On the far right, mistakenly believing a retreat had been ordered, a third of the 16th Mich. followed its flag towards the rear. The rebels surged towards the collapsing line. Vincent waving his riding crop, leaped onto a rocky perch yelling, “Don’t give an inch boys. Don’t give an inch!” Vincent dropped, shot in the thigh, mortally wounded.

Into the breech arrived the 140th, with unloaded guns. “No time now, Paddy, for alignment,” Warren shouted. “Take your men immediately into action.” O’Rourke ran forward. “Here they are men”, he yelled. “Commence firing.” The lines erupted as both sides obeyed. O’Rourke was mortally shot in the neck as his men rushed forward, energizing the entire federal line.

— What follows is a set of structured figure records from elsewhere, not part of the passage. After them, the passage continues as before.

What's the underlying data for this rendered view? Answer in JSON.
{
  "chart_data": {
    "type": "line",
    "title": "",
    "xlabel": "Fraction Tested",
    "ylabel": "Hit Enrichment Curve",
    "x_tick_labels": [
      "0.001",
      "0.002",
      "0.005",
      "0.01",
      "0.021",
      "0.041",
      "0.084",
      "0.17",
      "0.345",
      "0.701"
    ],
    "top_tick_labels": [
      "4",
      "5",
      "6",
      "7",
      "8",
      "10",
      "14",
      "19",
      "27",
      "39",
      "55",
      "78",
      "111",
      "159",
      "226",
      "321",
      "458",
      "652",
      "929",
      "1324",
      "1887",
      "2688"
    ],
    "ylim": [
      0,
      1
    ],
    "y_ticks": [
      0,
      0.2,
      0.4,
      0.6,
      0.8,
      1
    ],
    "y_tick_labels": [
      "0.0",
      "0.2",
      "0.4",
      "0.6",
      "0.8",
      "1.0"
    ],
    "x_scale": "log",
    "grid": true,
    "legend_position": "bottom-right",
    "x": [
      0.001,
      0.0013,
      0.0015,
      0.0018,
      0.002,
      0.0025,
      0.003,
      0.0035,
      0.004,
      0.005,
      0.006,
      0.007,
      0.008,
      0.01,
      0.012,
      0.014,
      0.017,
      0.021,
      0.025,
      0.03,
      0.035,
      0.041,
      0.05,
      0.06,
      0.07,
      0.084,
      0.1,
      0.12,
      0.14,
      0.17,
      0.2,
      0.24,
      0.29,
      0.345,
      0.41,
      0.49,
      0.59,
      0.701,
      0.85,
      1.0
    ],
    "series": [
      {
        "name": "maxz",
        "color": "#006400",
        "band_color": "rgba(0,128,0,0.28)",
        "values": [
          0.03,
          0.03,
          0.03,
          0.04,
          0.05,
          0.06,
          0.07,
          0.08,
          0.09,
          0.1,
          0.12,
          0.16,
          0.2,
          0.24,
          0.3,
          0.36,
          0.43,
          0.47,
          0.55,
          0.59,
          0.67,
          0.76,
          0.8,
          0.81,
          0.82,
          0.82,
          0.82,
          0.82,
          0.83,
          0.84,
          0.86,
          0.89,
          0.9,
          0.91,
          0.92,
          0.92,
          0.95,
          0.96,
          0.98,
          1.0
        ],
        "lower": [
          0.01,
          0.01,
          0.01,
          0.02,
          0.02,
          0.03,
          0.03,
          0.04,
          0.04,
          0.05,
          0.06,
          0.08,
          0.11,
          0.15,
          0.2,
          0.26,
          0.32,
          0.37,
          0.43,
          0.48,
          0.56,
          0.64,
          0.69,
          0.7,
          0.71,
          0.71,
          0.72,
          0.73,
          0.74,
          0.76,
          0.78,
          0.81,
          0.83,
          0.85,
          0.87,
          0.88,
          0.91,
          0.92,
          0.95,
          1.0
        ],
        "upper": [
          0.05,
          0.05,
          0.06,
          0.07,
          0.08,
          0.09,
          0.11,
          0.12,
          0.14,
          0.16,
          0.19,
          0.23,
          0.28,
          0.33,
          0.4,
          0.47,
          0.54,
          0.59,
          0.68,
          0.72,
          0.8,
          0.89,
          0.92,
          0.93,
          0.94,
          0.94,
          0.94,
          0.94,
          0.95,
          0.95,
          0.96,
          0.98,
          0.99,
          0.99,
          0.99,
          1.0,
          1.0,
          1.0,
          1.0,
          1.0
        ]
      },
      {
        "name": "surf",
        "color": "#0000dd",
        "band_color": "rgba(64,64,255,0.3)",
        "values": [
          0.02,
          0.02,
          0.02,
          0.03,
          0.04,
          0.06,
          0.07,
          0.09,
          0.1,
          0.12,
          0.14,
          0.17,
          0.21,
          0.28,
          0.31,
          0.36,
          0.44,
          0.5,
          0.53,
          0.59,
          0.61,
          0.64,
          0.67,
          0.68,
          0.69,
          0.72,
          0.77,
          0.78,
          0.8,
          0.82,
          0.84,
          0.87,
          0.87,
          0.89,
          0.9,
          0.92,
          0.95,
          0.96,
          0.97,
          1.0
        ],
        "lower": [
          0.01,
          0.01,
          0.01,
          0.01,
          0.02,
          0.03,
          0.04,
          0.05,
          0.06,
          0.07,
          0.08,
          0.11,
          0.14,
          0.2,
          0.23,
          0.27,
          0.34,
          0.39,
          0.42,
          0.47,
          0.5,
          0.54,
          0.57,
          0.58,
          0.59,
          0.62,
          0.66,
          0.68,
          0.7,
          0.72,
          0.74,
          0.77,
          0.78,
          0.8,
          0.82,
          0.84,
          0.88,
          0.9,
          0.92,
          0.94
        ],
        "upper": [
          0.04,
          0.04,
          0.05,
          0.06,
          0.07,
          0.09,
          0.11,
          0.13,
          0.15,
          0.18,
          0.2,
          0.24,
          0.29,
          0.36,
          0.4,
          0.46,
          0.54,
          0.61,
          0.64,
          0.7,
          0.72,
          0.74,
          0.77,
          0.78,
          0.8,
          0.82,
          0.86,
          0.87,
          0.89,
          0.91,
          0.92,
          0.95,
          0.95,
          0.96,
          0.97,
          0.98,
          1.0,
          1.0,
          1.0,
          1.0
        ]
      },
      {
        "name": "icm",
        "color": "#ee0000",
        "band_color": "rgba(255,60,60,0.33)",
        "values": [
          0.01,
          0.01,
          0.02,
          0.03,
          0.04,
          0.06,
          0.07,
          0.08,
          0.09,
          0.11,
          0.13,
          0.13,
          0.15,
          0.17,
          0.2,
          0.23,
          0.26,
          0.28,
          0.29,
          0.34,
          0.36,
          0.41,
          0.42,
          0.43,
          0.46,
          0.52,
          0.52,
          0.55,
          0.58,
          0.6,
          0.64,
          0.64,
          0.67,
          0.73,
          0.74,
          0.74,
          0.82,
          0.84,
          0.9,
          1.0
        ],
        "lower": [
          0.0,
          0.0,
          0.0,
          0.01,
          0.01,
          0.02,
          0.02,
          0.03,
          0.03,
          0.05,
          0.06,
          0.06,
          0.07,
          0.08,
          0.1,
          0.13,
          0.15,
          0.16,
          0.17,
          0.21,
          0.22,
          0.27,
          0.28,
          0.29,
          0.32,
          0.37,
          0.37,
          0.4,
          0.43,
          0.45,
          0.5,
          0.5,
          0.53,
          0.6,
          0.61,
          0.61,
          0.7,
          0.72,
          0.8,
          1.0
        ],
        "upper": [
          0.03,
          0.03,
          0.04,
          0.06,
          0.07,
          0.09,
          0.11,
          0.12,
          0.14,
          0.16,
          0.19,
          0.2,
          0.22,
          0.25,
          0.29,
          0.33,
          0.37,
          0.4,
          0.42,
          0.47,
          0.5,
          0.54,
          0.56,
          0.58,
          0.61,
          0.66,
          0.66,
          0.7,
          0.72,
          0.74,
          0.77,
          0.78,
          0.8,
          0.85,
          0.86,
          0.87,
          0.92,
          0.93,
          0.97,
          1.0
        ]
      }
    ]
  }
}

On the summit, Weed joined the battery. Weed remarked, “I would rather die here than the rebels should gain an inch of ground”. Weed was mortally shot in the chest. Hazlett was killed as he leaned over trying to catch his words. The battery kept up their continuous firing until after dark.

Instead of bringing reinforcements, Oates’ messenger reported, “that none of our troops were in sight … and the enemy were closing in our rear.” Oates’ initial impulse was to reject a retreat and “sell out as dearly as possible.” He reconsidered, “but did not undertake to retire in order”. Instead, when the signal was given everyone should run back to Big Round Top.

On the far left, Chamberlain had already extended his line into a reverse “J” to counter Oates’ flanking move. Now his men were firing their last cartridges. Desperate, his shout of “Bayonets” was passed down the line. In front of the color guard lay Maine’s wounded. Lt. Homan Melcher decided to move them before the charge. The color bearers followed their officer. The right and left wings of the 20th rushed after the flags as Chamberlain yelled, “Charge!” Oates gave the signal and as he later wrote, “we ran like a herd of wild cattle.”